Pero no precipitemos los acontecimientos. Con motivo del sitio de Veracruz hubo un episodio que ha servido a los reaccionarios para formular otro cargo de traición contra Juárez. Me refiero a lo sucedido con la flotilla de Marín.

El 27 de Febrero salió la flotilla de la Habana para Veracruz. El día 6 de Marzo pasaron los dos vapores a la vista de este puerto, siguiendo el rumbo de Norte a Sur. La fortaleza de Ulúa les pidió bandera, pues no la llevaban, sin que los barcos aludidos atendieran la demanda, y continuaron hacia Antón Lizardo, donde echaron ancla.

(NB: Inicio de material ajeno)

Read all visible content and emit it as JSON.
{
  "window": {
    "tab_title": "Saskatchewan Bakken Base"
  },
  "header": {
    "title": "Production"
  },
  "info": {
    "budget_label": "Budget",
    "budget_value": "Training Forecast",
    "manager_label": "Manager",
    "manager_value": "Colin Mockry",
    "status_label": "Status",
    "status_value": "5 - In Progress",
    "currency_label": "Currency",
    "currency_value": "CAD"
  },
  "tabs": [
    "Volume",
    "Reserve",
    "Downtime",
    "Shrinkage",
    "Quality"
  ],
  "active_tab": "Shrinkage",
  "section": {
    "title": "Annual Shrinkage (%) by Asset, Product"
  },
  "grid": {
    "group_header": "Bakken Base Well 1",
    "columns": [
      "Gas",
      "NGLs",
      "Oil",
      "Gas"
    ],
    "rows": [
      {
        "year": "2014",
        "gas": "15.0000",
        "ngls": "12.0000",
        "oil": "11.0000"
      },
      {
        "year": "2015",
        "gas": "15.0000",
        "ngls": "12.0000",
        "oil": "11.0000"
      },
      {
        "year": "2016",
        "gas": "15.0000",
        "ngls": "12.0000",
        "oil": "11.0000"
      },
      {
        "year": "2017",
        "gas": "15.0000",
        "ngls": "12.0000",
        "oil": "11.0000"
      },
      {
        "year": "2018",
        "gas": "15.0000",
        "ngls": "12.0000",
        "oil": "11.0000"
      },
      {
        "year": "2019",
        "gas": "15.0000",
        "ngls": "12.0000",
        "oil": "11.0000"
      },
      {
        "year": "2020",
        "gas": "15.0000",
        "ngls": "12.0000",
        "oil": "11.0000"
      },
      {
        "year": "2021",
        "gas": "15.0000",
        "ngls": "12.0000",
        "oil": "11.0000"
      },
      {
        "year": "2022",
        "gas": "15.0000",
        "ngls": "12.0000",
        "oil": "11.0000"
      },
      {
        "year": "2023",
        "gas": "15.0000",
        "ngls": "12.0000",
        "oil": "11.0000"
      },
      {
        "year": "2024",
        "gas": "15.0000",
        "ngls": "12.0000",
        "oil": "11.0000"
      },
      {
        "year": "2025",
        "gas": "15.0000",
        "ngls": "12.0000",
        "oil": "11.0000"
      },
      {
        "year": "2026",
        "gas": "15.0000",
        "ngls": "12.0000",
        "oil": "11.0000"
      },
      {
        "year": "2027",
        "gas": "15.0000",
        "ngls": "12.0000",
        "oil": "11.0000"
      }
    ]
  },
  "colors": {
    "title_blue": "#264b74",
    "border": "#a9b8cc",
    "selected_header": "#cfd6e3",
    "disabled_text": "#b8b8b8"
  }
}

El Gobierno sabía a qué atenerse sobre el particular, pues tuvo oportuna noticia de lo que preparaba Marín en la Habana, y nuestro Ministro en Washington lo comunicó al Gobierno americano, haciéndole saber que aquellos buques no podían ser considerados como mexicanos, por no haberse abanderado conforme a las leyes del país, y que, por lo mismo, el Gobierno de México no respondería de los perjuicios que cometiesen en alta mar o en las costas de la República, supuesto que el mismo Gobierno trataría de apresarlos y de castigarlos con arreglo a las leyes. El general Partearroyo, Ministro de Guerra y Marina a la sazón, publicó el 23 de Febrero una circular declarando piratas a los tales buques, cualquiera fuese la bandera con que pretendieran cubrirse, y añadiendo que como tales “debían ser tratados por los buques nacionales y por los de las naciones amigas”.

Marín fundó más tarde su negativa a izar bandera en que no quería darse a conocer al enemigo; en que consideraba al Gobierno de Veracruz como rebelde al de México, y en que na había una ley general que lo obligase a ello a la distancia en que había cruzado.

Pero el Gobierno pensó de otra manera. El Ministro de Guerra y Marina, por acuerdo del Gabinete, convocó una Junta de Guerra, a la que concurrieron los Jefes de Marina, Mr. Jarvis, jefe de la escuadrilla americana que estaba anclada en la bahía, y el Coronel Asesor del Ejército Don Ángel del Campo. Después de una breve discusión y conforme al derecho internacional, se resolvió que los dichos buques debían ser considerados como piratas y ser tratados como tales.

Se encontraban a la sazón en el puerto el vapor remolcador Wave y el vapor lndianola, propiedad éste del patriota cubano Don Domingo de Goycuría. El Gobierno había entrado en tratos para la compra de ambas naves; mejor dicho, las había comprado ya pero todavía no estaban abanderadas como mexicanas. Esta es la verdad, aunque ningún historiador lo consigna, y todos, o casi todos, pretenden que ya estaban nacionalizadas.

Los marinos americanos resolvieron apresar a los buques piratas, y al efecto organizaron la expedición, tomando parte en ella la corbeta Saratoga y los vapores lndianola y Wave. Zarparon a las ocho y media de la noche, remolcando el Wave a la Saratoga. Al pasar por Sacrificios, los buques de guerra españoles, franceses e ingleses, que estaban por allí, ordenaron a los expedicionarios que encendiesen las luces de situación, pues las llevaban apagadas. La orden no fue obedecida.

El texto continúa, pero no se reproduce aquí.